Mongolia’s state-owned Erdennes Tavan Tolgoi, says it will start work on a coking coal block previously slated for development by foreign miners.
Reuters reports Batdorj Enkhbat, the chief financial officer of E-TT, said a domestic company would start initial development at West Tsankhi, possibly as soon as April, but could not be drawn on whether foreign miners will be invited.
Located in the South Gobi desert Tavan Tolgoi – mined since the 60s – is home to the world’s largest high-quality coking coal deposit used in steelmaking, but management of the resource has been characterized by bureaucratic bungling.

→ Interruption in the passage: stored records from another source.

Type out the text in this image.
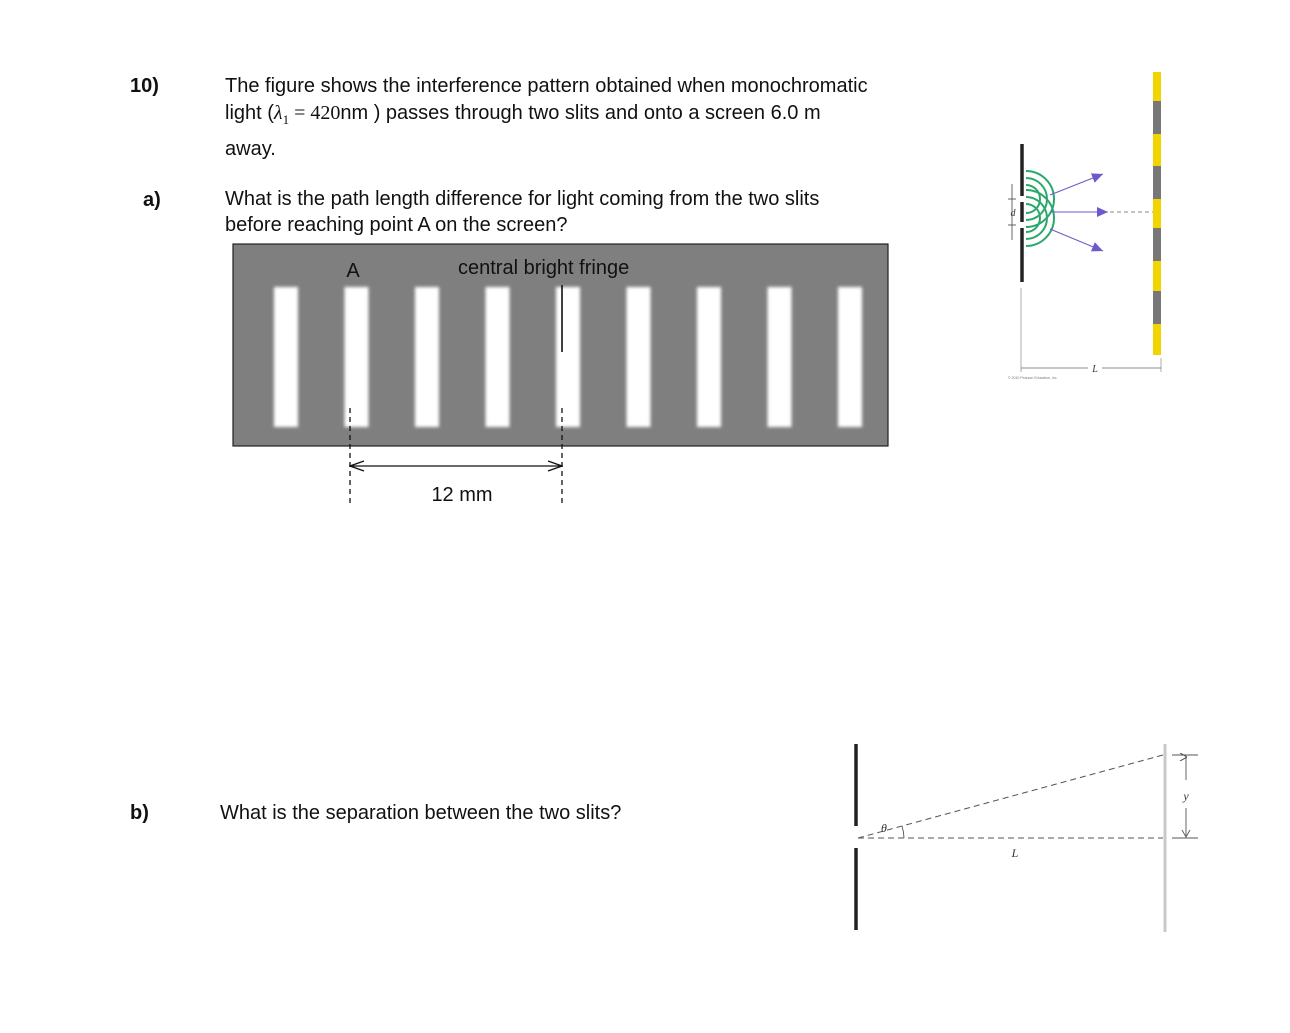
10)	The figure shows the interference pattern obtained when monochromatic
light ($\lambda_1 = 420nm$ ) passes through two slits and onto a screen 6.0 m
away.
a)	What is the path length difference for light coming from the two slits
before reaching point A on the screen?
A	central bright fringe
12 mm
d
L
© 2010 Pearson Education, Inc.
θ
L
y
b)	What is the separation between the two slits?
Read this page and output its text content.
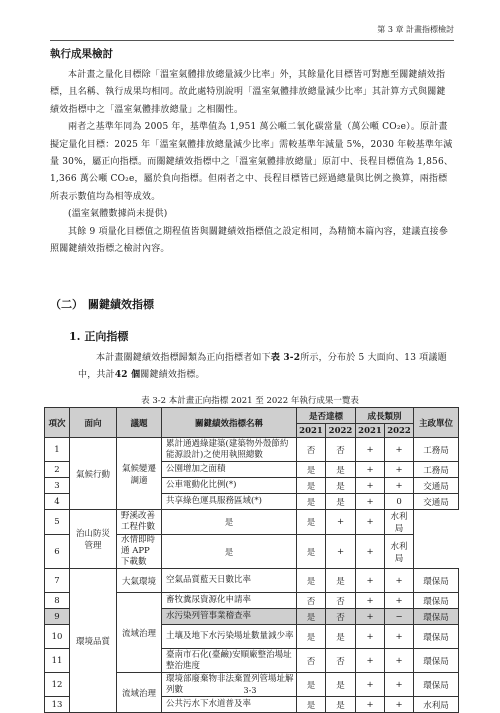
第 3 章 計畫指標檢討

執行成果檢討

本計畫之量化目標除「溫室氣體排放總量減少比率」外，其餘量化目標皆可對應至關鍵績效指標，且名稱、執行成果均相同。故此處特別說明「溫室氣體排放總量減少比率」其計算方式與關鍵績效指標中之「溫室氣體排放總量」之相關性。

兩者之基準年同為 2005 年，基準值為 1,951 萬公噸二氧化碳當量（萬公噸 CO₂e）。原計畫擬定量化目標：2025 年「溫室氣體排放總量減少比率」需較基準年減量 5%，2030 年較基準年減量 30%，屬正向指標。而關鍵績效指標中之「溫室氣體排放總量」原訂中、長程目標值為 1,856、1,366 萬公噸 CO₂e，屬於負向指標。但兩者之中、長程目標皆已經過總量與比例之換算，兩指標所表示數值均為相等成效。

(溫室氣體數據尚未提供)

其餘 9 項量化目標值之期程值皆與關鍵績效指標值之設定相同，為精簡本篇內容，建議直接參照關鍵績效指標之檢討內容。

（二） 關鍵績效指標
1. 正向指標

本計畫關鍵績效指標歸類為正向指標者如下表 3-2所示，分布於 5 大面向、13 項議題中，共計42 個關鍵績效指標。

表 3-2 本計畫正向指標 2021 至 2022 年執行成果一覽表
項次	面向	議題	關鍵績效指標名稱	是否達標		成長類別		主政單位
				2021	2022	2021	2022	
1	氣候行動	氣候變遷調適	累計通過綠建築(建築物外殼節約能源設計)之使用執照總數	否	否	+	+	工務局
2			公園增加之面積	是	是	+	+	工務局
3			公車電動化比例(*)	是	是	+	+	交通局
4			共享綠色運具服務區域(*)	是	是	+	0	交通局
5	治山防災管理	野溪改善工程件數	是	是	+	+	水利局	
6		水情即時通 APP 下載數	是	是	+	+	水利局	
7	環境品質	大氣環境	空氣品質藍天日數比率	是	是	+	+	環保局
8		流域治理	畜牧糞尿資源化申請率	否	否	+	+	環保局
9			水污染列管事業稽查率	是	否	+	−	環保局
10			土壤及地下水污染場址數量減少率	是	是	+	+	環保局
11			臺南市石化(臺鹼)安順廠整治場址整治進度	否	否	+	+	環保局
12		流域治理	環境部廢棄物非法棄置列管場址解列數	是	是	+	+	環保局
13			公共污水下水道普及率	是	是	+	+	水利局
3-3
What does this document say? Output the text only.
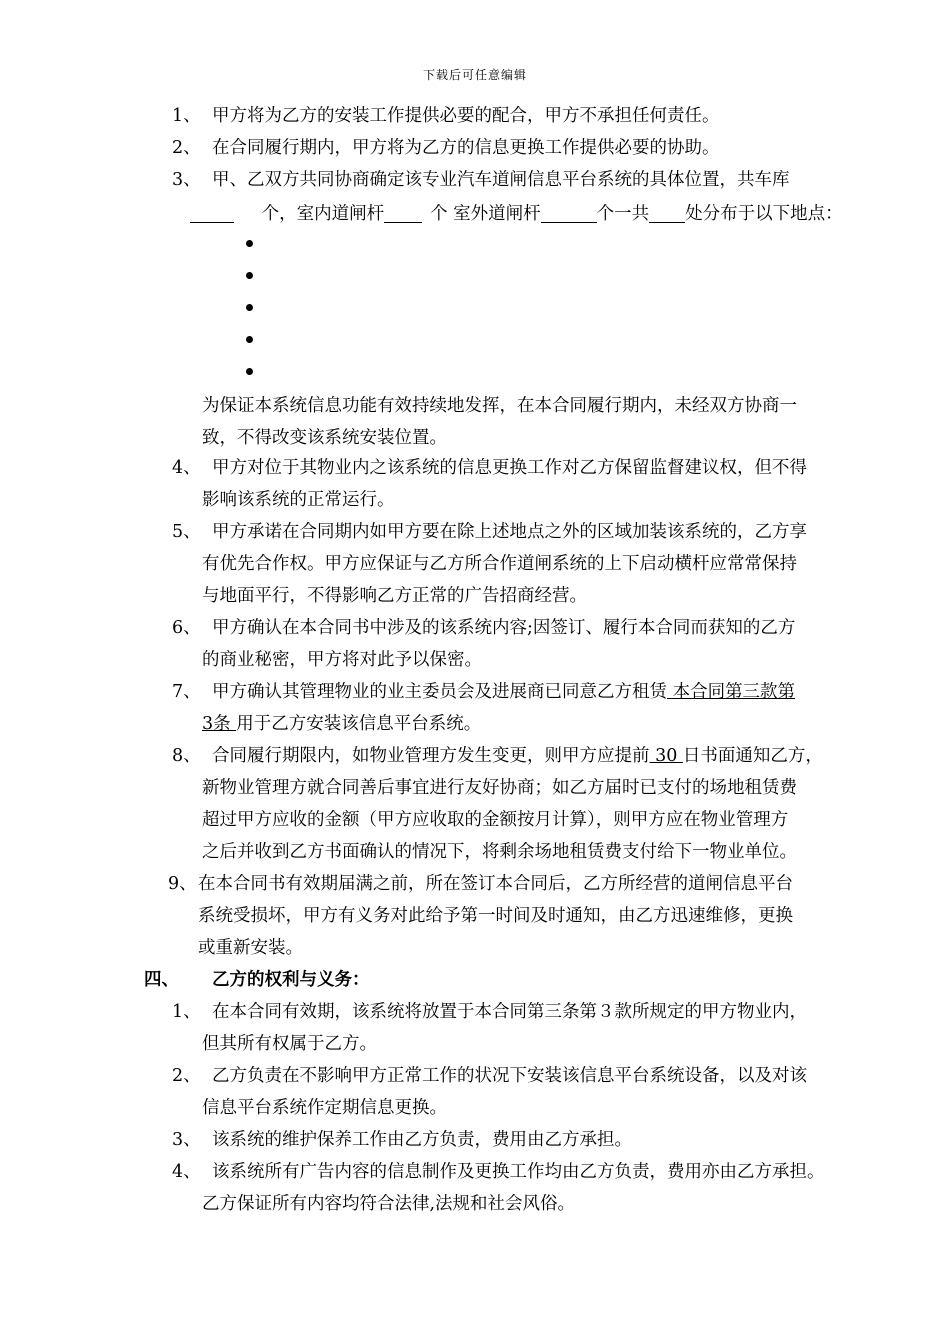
下载后可任意编辑
1、 甲方将为乙方的安装工作提供必要的配合，甲方不承担任何责任。
2、 在合同履行期内，甲方将为乙方的信息更换工作提供必要的协助。
3、 甲、乙双方共同协商确定该专业汽车道闸信息平台系统的具体位置，共车库
个，室内道闸杆	个 室外道闸杆	个一共 处分布于以下地点：
为保证本系统信息功能有效持续地发挥，在本合同履行期内，未经双方协商一
致，不得改变该系统安装位置。
4、 甲方对位于其物业内之该系统的信息更换工作对乙方保留监督建议权，但不得
影响该系统的正常运行。
5、 甲方承诺在合同期内如甲方要在除上述地点之外的区域加装该系统的，乙方享
有优先合作权。甲方应保证与乙方所合作道闸系统的上下启动横杆应常常保持
与地面平行，不得影响乙方正常的广告招商经营。
6、 甲方确认在本合同书中涉及的该系统内容;因签订、履行本合同而获知的乙方
的商业秘密，甲方将对此予以保密。
7、 甲方确认其管理物业的业主委员会及进展商已同意乙方租赁 本合同第三款第
3条 用于乙方安装该信息平台系统。
8、 合同履行期限内，如物业管理方发生变更，则甲方应提前 30 日书面通知乙方，
新物业管理方就合同善后事宜进行友好协商；如乙方届时已支付的场地租赁费
超过甲方应收的金额（甲方应收取的金额按月计算），则甲方应在物业管理方
之后并收到乙方书面确认的情况下，将剩余场地租赁费支付给下一物业单位。
9、 在本合同书有效期届满之前，所在签订本合同后，乙方所经营的道闸信息平台
系统受损坏，甲方有义务对此给予第一时间及时通知，由乙方迅速维修，更换
或重新安装。
四、 乙方的权利与义务：
1、 在本合同有效期，该系统将放置于本合同第三条第３款所规定的甲方物业内，
但其所有权属于乙方。
2、 乙方负责在不影响甲方正常工作的状况下安装该信息平台系统设备，以及对该
信息平台系统作定期信息更换。
3、 该系统的维护保养工作由乙方负责，费用由乙方承担。
4、 该系统所有广告内容的信息制作及更换工作均由乙方负责，费用亦由乙方承担。
乙方保证所有内容均符合法律,法规和社会风俗。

Last month cash-strapped E-TT suspended all coal exports to neighbouring China from Tavan Tolgoi which boasts a 7 billion tonne total resource a in a wrangle over pricing.
The country last year stopped all talks with international miners on developing the West Tsankhi which on its own holds 1.2 billion tonnes.
Mongolia’s National Security Council rejected a development deal struck with US giant Peabody Energy, Shenhua and a Russian-Mongolian consortium mid-September 2011, just two months after they were announced as winners.
Mongolia has also put on ice plans to publicly list Tavan Tolgoi that could have raised $3 billion.
Mongolia is walking a diplomatic tightrope with Tavan Tolgoi.
Aside from from closer ties with China it wants to use the project to strengthen its longtime political and cultural links with Russia and at the same time make room for the US as a geopolitical balancer in Asia.
From levels above $300 a tonne in the first half of 2011 coking coal prices have steadily declined to the $150–$200 a tonne level it is trading at today.